Ideally, important clinical decisions should involve further assessment of renal function beyond the calculation of eGFR, observes St. Peter, a task force member speaking during the session at the NKF 2021 Spring Clinical Meetings.

One simple step is to not index eGFR to body size by dividing by 1.73m2, a number intended to reflect average body size.

Experts already discourage use of the 1.73m2 index factor when using eGFR to determine appropriate drug dosing for a patient, St. Peter says.

Get It Right

“Getting it right — having reliable and consistent estimates — is critical to the effective practice of nephrology and all of medicine,” stress Harold I. Feldman, MD, and Josephine P. Briggs, MD, in an editorial that accompanies the interim report.

The task force’s efforts have broader implications, write Feldman, editor in chief of the American Journal of Kidney Diseases, and Briggs, editor in chief of the Journal of the American Society of Nephrology, the journals that both published the interim report.

This process “should serve as a starting point to robustly address and reverse the unacceptable excessive burden of kidney disease in people within racial minority communities,” they say in their editorial.

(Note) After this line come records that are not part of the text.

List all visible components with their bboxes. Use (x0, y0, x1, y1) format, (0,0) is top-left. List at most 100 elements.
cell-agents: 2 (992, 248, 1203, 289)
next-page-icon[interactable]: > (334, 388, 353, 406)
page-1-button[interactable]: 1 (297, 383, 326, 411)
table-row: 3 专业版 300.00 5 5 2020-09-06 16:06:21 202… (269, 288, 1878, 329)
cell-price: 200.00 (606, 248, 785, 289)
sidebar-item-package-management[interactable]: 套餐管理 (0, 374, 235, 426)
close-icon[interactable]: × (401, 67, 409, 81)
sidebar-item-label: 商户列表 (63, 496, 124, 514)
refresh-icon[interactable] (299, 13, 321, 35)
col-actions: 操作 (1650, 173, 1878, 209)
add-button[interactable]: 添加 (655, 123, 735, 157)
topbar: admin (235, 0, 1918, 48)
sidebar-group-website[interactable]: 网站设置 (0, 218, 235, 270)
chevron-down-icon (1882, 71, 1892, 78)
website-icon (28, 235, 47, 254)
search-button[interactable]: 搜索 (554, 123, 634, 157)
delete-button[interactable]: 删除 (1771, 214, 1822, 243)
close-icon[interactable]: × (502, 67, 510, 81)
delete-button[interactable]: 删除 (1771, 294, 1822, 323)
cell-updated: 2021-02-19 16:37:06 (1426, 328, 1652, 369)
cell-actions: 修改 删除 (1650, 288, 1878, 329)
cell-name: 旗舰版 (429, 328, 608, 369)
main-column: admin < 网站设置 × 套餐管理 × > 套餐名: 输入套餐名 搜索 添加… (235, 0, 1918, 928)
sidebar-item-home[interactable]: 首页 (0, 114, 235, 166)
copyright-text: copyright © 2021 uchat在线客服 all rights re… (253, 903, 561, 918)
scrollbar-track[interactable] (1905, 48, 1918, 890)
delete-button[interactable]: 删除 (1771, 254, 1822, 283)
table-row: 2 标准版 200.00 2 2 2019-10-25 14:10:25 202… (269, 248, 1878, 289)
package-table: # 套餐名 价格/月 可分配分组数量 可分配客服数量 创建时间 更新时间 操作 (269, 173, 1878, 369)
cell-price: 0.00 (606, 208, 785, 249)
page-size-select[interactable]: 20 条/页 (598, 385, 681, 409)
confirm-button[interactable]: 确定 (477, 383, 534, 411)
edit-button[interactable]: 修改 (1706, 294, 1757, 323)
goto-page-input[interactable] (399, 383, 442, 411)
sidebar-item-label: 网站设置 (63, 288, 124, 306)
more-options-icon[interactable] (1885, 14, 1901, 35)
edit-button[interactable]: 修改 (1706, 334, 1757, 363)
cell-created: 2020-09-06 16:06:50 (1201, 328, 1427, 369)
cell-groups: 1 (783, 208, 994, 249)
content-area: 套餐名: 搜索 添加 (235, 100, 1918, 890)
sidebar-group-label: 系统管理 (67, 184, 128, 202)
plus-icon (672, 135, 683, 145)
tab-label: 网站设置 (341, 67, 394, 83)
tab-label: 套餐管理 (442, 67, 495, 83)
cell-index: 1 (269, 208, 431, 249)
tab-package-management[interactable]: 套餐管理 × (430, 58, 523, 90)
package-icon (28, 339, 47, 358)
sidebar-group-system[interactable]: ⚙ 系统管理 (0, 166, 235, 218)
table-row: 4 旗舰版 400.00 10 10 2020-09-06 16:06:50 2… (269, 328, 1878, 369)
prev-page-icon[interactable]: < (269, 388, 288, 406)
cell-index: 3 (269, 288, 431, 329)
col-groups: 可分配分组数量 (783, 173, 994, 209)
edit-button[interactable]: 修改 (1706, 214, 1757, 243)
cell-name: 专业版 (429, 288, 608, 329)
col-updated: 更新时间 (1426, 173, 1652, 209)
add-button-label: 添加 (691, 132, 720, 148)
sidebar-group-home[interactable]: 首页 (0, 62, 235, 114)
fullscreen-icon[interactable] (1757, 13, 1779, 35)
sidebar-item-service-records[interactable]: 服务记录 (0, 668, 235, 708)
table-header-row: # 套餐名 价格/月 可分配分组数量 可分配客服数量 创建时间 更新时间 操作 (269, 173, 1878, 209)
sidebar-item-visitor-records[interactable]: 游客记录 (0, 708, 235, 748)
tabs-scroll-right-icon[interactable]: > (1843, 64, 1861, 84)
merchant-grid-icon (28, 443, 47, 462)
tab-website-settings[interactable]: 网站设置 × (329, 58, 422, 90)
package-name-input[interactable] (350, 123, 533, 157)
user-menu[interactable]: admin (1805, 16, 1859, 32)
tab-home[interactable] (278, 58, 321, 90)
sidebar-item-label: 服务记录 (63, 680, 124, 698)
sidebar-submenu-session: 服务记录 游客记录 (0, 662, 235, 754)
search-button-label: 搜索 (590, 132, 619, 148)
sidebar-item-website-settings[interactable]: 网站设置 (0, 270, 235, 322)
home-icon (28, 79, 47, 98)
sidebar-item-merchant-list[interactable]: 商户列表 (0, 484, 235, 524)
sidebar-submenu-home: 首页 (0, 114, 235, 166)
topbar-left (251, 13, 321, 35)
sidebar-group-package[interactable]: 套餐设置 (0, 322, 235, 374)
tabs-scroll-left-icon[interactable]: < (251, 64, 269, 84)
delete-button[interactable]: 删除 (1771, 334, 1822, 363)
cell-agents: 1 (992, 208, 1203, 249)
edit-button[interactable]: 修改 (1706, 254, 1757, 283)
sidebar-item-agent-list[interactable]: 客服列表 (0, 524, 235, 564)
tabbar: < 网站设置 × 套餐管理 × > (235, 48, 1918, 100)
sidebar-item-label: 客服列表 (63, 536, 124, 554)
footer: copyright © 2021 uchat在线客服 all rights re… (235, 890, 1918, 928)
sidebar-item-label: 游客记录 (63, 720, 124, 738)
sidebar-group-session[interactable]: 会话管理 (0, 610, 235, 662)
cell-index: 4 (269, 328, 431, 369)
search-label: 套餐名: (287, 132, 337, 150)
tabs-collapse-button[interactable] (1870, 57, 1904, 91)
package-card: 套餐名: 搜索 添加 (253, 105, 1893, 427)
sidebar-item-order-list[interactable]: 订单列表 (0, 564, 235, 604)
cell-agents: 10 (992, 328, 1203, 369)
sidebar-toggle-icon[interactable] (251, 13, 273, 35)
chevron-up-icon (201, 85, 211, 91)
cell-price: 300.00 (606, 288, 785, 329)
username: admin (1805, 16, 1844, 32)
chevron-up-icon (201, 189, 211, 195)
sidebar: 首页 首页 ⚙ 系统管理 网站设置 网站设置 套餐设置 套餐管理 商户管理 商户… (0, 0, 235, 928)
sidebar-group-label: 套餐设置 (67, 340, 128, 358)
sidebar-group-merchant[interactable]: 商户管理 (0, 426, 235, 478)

“The use of race in clinical algorithms, such as for the estimation of GFR, normalizes and reinforces the misconception of race as a biological determinant of health and disease,” comments Paul M. Palevsky, MD, president of the National Kidney Foundation, in a written statement.

“This is not to say that clinicians should ignore race and ethnicity. Doing so would blind us to the disparities and inequities present in health and healthcare. But we must not conflate the societal effects of race and racism on health, healthcare and kidney diseases with physiologic and pathophysiologic determinants of health,” Palevsky writes.

US Labs Await Guidance

Once the task force’s recommendations come out later this year, “the National Kidney Foundation and American Society of Nephrology have assured us that they will do their best to mount an effort to implement the recommendations,” said Neil R. Powe, MD, co-chair of the task force.

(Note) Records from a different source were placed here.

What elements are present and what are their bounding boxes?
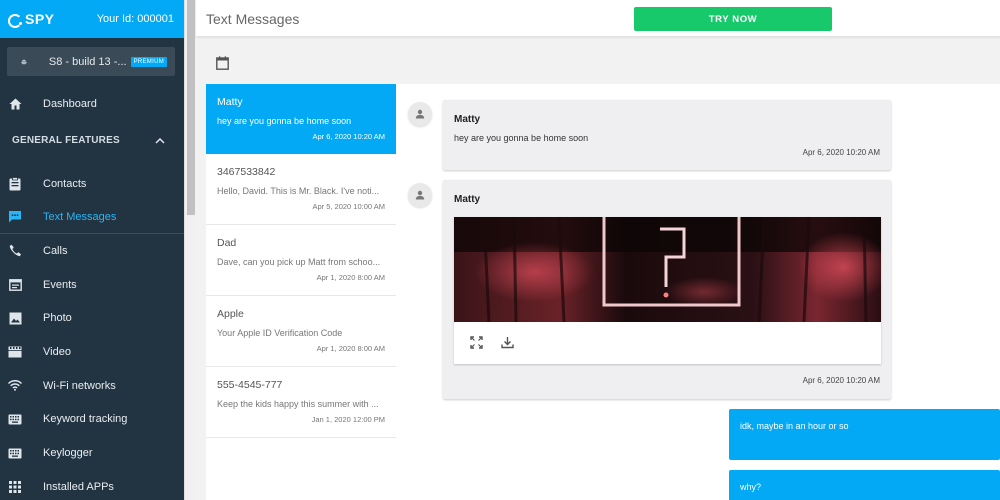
section-title: GENERAL FEATURES (12, 135, 120, 147)
message-date: Apr 6, 2020 10:20 AM (802, 376, 880, 385)
image-icon (8, 311, 22, 325)
android-icon (21, 59, 27, 64)
keyboard-icon (8, 446, 22, 460)
conversation-item[interactable]: Apple Your Apple ID Verification Code Ap… (206, 296, 396, 367)
conversation-date: Apr 1, 2020 8:00 AM (316, 273, 385, 282)
message-text: hey are you gonna be home soon (454, 133, 589, 143)
sidebar-item-keylogger[interactable]: Keylogger (0, 436, 184, 470)
conversation-preview: Hello, David. This is Mr. Black. I've no… (217, 186, 380, 196)
scrollbar-thumb[interactable] (187, 0, 195, 215)
sidebar-item-label: Dashboard (43, 97, 97, 110)
person-icon (415, 190, 425, 200)
image-attachment[interactable] (454, 217, 881, 364)
sidebar-item-label: Keylogger (43, 447, 93, 460)
incoming-message: Matty Apr 6, 2020 10:20 AM (443, 180, 891, 399)
sidebar-item-wifi[interactable]: Wi-Fi networks (0, 369, 184, 403)
keyboard-icon (8, 412, 22, 426)
logo-text: SPY (25, 11, 55, 27)
sidebar-item-installed-apps[interactable]: Installed APPs (0, 470, 184, 500)
sidebar-item-events[interactable]: Events (0, 268, 184, 302)
fullscreen-icon[interactable] (468, 334, 484, 350)
conversation-name: Apple (217, 308, 244, 320)
conversation-item[interactable]: Dad Dave, can you pick up Matt from scho… (206, 225, 396, 296)
conversation-date: Apr 5, 2020 10:00 AM (312, 202, 385, 211)
sidebar-item-label: Video (43, 345, 71, 358)
sidebar: SPY Your Id: 000001 S8 - build 13 -... P… (0, 0, 184, 500)
phone-icon (8, 244, 22, 258)
conversation-date: Apr 1, 2020 8:00 AM (316, 344, 385, 353)
user-id: Your Id: 000001 (96, 13, 174, 25)
sidebar-item-label: Text Messages (43, 210, 117, 223)
conversation-date: Apr 6, 2020 10:20 AM (312, 132, 385, 141)
sidebar-scrollbar[interactable] (184, 0, 196, 500)
device-name: S8 - build 13 -... (48, 55, 127, 68)
sidebar-item-label: Contacts (43, 177, 87, 190)
sidebar-item-dashboard[interactable]: Dashboard (0, 87, 184, 121)
message-date: Apr 6, 2020 10:20 AM (802, 148, 880, 157)
home-icon (8, 97, 22, 111)
conversation-preview: hey are you gonna be home soon (217, 116, 352, 126)
conversation-date: Jan 1, 2020 12:00 PM (311, 415, 385, 424)
download-icon[interactable] (499, 334, 515, 350)
chat-icon (8, 210, 22, 224)
message-sender: Matty (454, 194, 481, 205)
message-text: why? (740, 482, 762, 492)
sidebar-item-label: Wi-Fi networks (43, 379, 116, 392)
sidebar-header: SPY Your Id: 000001 (0, 0, 184, 38)
logo[interactable]: SPY (8, 11, 55, 28)
conversation-name: 3467533842 (217, 166, 276, 178)
message-text: idk, maybe in an hour or so (740, 421, 849, 431)
sidebar-item-contacts[interactable]: Contacts (0, 167, 184, 201)
calendar-icon[interactable] (216, 56, 229, 70)
sidebar-item-video[interactable]: Video (0, 335, 184, 369)
conversation-name: 555-4545-777 (217, 379, 283, 391)
clipboard-icon (8, 176, 22, 191)
message-sender: Matty (454, 114, 481, 125)
person-icon (415, 109, 425, 119)
conversation-item[interactable]: 3467533842 Hello, David. This is Mr. Bla… (206, 154, 396, 225)
chevron-up-icon (155, 137, 165, 144)
page-title: Text Messages (206, 11, 300, 27)
conversation-item[interactable]: Matty hey are you gonna be home soon Apr… (206, 84, 396, 154)
device-selector[interactable]: S8 - build 13 -... PREMIUM (7, 47, 175, 76)
sidebar-item-keyword-tracking[interactable]: Keyword tracking (0, 403, 184, 437)
sidebar-item-label: Calls (43, 244, 68, 257)
sidebar-item-label: Events (43, 278, 77, 291)
wifi-icon (8, 379, 22, 393)
conversation-preview: Your Apple ID Verification Code (217, 328, 343, 338)
apps-grid-icon (8, 480, 22, 494)
sidebar-item-photo[interactable]: Photo (0, 301, 184, 335)
avatar (408, 183, 432, 207)
attached-photo[interactable] (454, 217, 881, 322)
general-features-section[interactable]: GENERAL FEATURES (0, 121, 184, 161)
try-now-button[interactable]: TRY NOW (634, 7, 832, 31)
conversation-name: Matty (217, 96, 243, 108)
sidebar-item-label: Photo (43, 312, 72, 325)
top-bar: Text Messages TRY NOW (196, 0, 1000, 37)
conversation-preview: Keep the kids happy this summer with ... (217, 399, 379, 409)
film-icon (8, 345, 22, 359)
incoming-message: Matty hey are you gonna be home soon Apr… (443, 100, 891, 170)
sidebar-item-label: Installed APPs (43, 480, 114, 493)
outgoing-message: idk, maybe in an hour or so (729, 409, 1000, 460)
conversation-name: Dad (217, 237, 237, 249)
calendar-icon (8, 278, 22, 292)
conversation-preview: Dave, can you pick up Matt from schoo... (217, 257, 381, 267)
conversation-item[interactable]: 555-4545-777 Keep the kids happy this su… (206, 367, 396, 438)
avatar (408, 102, 432, 126)
sidebar-item-text-messages[interactable]: Text Messages (0, 200, 184, 235)
premium-badge: PREMIUM (130, 56, 167, 67)
sidebar-item-label: Keyword tracking (43, 413, 128, 426)
outgoing-message: why? (729, 470, 1000, 500)
chat-thread: Matty hey are you gonna be home soon Apr… (396, 84, 1000, 500)
logo-mark-icon (8, 13, 22, 28)
sidebar-item-calls[interactable]: Calls (0, 234, 184, 268)
conversation-list: Matty hey are you gonna be home soon Apr… (206, 84, 396, 500)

He and other task force members expect a very receptive audience.

“We won’t need to sell this to any laboratories. They are very eager to hear the recommendations,” says Delgado.

“The laboratory community in general, both large commercial labs and labs at academic medical centers and community hospitals, are all anxiously awaiting the recommendations,” agrees W. Greg Miller, PhD, a professor of pathology at Virginia Commonwealth University, Richmond, Virginia, and a task force member. “The lab community is prepared to change. They just need guidance on what makes the most sense to do.”

Regardless of this willingness, “it will probably take a couple of years for full implementation of the recommendations, for a variety of technical reasons,” Miller said.

Delgado, Powe, Feldman, Briggs, and Palevsky have disclosed no relevant financial relationships. Baweja has an employment relationship with Premier, Inc. St. Peter receives honoraria from Integritas Group and OptumLabs. Miller is a consultant to Baebies.